What is your reading now of the mid- and small-cap space? Are the valuations reasonable after the recent correction?
After a strong run up between late 2013 to early 2018 the mid & small cap space witnessed a sharp value erosion in 2H of CY 2018. Post this correction a lot of segments, except few, in Mid & Small cap space appear reasonable from a valuation perspective. We believe the valuation premiums between Mid/Small Cap and Large caps have substantially narrowed post this correction. Over a three-year period both the segments Large & Mid/Small cap space to provide reasonable growth possibilities
What’s your outlook on debt funds?
We believe the shorter end of the yield curve, the 3 to 7 year.G-sec rates & 2- to 5-year corporate bond rates are still attractively priced. There is significant protection build up in the current prices. Given the overall expectation of prolonged pause in the interest, we believe the short term segment is well placed to benefit from easing liquidity conditions and lower inflation outlook. The main risk to our view is fiscal slippage and continuous rise in crude oil prices/ US dollar. In line with our optimistic outlook on the short-term space we believe short term funds both high grade & high yield variants can be considered by investors based on their risk appetite.
What are the major global and domestic risks that could impact our markets?
From a global perspective, we should watch out for any unpredictable rise in global volatility due to policy issues like trade wars escalation, etc. In case of the domestic space any sharp rise in oil prices can be a concern. Overall from a domestic perspective the risk/reward scenario appears to favourable over the medium to long run.

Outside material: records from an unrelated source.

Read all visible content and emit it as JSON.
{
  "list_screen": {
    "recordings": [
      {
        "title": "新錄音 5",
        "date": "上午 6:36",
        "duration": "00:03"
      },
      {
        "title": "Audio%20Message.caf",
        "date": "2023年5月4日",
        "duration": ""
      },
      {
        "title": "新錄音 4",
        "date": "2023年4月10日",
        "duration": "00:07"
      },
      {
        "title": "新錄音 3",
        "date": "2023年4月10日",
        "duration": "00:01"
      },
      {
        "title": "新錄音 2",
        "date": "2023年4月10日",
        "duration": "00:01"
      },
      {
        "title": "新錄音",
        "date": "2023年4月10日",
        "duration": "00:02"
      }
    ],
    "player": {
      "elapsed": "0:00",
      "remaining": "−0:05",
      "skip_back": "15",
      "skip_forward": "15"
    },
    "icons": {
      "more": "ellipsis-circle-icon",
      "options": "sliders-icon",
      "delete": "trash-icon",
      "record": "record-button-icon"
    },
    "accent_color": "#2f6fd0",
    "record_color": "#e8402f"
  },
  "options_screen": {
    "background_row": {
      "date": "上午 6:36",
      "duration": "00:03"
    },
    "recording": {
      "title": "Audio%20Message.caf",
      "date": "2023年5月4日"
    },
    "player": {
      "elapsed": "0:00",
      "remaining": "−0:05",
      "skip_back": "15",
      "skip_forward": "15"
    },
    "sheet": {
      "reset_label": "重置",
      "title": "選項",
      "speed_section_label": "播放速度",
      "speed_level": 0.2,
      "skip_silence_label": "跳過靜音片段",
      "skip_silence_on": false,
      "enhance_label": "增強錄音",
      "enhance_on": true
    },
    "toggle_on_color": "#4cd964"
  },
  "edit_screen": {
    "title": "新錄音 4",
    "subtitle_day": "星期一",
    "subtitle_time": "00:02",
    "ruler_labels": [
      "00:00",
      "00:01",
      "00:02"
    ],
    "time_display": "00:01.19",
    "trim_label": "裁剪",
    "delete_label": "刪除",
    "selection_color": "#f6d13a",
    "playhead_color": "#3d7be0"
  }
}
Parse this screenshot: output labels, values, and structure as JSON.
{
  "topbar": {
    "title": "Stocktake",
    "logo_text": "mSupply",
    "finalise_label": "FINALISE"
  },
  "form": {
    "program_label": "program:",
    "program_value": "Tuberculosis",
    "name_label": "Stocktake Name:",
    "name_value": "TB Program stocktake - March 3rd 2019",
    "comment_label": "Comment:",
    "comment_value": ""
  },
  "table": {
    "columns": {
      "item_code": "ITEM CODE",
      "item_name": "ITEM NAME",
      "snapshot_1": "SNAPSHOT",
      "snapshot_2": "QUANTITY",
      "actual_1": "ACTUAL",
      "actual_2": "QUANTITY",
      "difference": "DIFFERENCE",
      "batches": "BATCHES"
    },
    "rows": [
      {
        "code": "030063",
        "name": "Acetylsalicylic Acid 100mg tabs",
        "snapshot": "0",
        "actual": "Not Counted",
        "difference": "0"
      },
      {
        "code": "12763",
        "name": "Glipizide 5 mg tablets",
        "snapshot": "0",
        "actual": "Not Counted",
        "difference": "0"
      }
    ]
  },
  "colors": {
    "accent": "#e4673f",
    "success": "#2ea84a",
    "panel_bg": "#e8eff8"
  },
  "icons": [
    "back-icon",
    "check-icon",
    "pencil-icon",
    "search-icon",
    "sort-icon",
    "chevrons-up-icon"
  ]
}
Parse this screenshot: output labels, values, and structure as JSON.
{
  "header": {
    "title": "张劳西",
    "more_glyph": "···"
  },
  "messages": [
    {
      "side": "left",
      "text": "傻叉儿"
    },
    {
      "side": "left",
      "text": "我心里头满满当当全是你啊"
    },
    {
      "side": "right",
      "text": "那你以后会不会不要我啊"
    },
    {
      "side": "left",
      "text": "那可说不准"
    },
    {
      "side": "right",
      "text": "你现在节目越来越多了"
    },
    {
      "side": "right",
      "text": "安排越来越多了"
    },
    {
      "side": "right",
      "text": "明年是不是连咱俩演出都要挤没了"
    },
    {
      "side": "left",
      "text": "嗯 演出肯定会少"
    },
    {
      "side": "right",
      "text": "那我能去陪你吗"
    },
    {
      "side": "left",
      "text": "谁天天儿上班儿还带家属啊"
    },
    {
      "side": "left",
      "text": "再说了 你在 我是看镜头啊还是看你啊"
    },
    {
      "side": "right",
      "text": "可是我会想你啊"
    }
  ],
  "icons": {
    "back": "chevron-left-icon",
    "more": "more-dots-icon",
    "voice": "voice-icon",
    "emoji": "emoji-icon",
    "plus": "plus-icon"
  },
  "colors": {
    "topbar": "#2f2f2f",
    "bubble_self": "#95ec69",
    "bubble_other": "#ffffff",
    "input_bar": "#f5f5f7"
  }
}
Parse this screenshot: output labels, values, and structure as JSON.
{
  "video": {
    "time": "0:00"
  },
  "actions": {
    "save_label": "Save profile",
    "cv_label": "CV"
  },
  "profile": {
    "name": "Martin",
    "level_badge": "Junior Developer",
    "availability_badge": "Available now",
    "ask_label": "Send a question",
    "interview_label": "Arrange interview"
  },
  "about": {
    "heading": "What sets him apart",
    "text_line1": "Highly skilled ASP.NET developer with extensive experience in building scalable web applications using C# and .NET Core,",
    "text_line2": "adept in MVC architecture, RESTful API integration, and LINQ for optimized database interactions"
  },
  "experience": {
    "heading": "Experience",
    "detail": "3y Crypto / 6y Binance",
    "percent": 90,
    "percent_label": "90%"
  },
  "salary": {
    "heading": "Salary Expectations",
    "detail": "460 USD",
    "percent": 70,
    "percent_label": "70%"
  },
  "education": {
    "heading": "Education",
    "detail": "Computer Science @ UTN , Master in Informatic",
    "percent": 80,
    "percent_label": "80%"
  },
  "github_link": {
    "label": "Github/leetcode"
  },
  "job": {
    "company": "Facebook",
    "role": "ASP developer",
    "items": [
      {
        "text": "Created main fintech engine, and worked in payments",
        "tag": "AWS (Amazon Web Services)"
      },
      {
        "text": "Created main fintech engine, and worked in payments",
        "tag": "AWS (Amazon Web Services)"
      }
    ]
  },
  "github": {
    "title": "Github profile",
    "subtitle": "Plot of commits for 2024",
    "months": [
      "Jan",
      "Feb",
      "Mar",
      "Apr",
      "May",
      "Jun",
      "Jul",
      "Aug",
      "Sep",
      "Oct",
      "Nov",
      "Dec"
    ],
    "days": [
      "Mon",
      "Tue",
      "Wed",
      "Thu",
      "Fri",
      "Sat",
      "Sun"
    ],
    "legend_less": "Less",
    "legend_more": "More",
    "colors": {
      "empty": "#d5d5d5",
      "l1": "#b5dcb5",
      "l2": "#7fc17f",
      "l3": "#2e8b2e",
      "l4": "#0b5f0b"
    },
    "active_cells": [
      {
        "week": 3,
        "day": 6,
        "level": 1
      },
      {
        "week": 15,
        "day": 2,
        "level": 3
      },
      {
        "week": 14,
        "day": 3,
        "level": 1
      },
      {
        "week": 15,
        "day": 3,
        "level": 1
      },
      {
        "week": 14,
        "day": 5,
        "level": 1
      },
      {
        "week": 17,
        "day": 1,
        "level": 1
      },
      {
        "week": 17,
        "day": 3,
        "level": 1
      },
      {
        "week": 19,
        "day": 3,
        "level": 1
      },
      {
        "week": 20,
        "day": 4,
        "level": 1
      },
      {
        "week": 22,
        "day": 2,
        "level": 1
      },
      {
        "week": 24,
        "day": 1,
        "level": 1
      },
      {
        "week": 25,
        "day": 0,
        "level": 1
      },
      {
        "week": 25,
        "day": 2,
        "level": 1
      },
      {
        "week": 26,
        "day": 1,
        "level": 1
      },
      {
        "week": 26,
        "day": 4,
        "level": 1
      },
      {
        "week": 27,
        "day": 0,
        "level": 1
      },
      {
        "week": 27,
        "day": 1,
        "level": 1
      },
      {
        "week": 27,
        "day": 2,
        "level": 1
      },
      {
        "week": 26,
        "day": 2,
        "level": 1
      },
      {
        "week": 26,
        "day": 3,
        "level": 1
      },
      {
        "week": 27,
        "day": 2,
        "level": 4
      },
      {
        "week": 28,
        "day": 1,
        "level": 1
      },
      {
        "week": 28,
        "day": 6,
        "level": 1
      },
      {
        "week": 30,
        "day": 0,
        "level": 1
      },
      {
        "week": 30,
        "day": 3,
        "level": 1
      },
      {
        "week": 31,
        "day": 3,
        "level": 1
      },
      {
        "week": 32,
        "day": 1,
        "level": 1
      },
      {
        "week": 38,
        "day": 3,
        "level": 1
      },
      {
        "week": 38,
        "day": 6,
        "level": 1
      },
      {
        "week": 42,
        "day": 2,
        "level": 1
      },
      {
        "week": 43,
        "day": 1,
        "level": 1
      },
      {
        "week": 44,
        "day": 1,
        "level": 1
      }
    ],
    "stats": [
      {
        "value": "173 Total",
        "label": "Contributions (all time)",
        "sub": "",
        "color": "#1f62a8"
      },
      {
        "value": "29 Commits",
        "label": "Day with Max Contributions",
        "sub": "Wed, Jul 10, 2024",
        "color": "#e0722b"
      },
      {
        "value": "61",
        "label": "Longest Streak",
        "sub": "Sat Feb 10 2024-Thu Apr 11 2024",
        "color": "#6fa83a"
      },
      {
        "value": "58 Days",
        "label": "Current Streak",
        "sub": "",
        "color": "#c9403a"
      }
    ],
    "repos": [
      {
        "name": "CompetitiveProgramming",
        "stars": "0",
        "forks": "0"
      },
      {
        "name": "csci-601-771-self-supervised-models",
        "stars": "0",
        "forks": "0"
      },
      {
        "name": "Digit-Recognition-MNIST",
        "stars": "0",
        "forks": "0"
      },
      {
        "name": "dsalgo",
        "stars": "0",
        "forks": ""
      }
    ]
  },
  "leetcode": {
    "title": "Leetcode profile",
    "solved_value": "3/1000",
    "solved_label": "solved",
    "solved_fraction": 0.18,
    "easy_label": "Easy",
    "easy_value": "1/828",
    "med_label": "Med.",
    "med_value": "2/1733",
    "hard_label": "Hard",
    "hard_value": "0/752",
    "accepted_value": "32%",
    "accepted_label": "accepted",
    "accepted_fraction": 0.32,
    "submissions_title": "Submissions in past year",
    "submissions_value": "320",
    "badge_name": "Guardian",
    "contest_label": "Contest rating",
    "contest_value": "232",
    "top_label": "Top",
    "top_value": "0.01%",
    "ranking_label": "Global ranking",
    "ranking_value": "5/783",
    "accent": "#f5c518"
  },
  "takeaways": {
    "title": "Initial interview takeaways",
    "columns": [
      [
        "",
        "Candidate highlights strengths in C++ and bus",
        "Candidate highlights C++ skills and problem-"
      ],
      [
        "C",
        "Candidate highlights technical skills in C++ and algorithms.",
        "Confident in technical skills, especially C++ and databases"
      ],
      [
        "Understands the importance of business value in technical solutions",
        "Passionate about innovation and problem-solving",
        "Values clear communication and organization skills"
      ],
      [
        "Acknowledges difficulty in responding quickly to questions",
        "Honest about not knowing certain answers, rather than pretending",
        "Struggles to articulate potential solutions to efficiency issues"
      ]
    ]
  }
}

What’s your outlook on the banking sector?
Banking sector is on the cusp of turnaround as the worst of corporate credit cycle, asset quality issues seems to be behind. This coupled with faster NPA resolutions and low to moderate interest rate outlook can provide tailwinds to the sector. Within the banking space we believe large universal banks (having meaningful presence in corporate & retail space) which were impacted the most in the NPA cycle are well placed for strong growth. We believe the next few years could see accelerated profit growth as well as expansion in the valuation multiples in corporate lenders.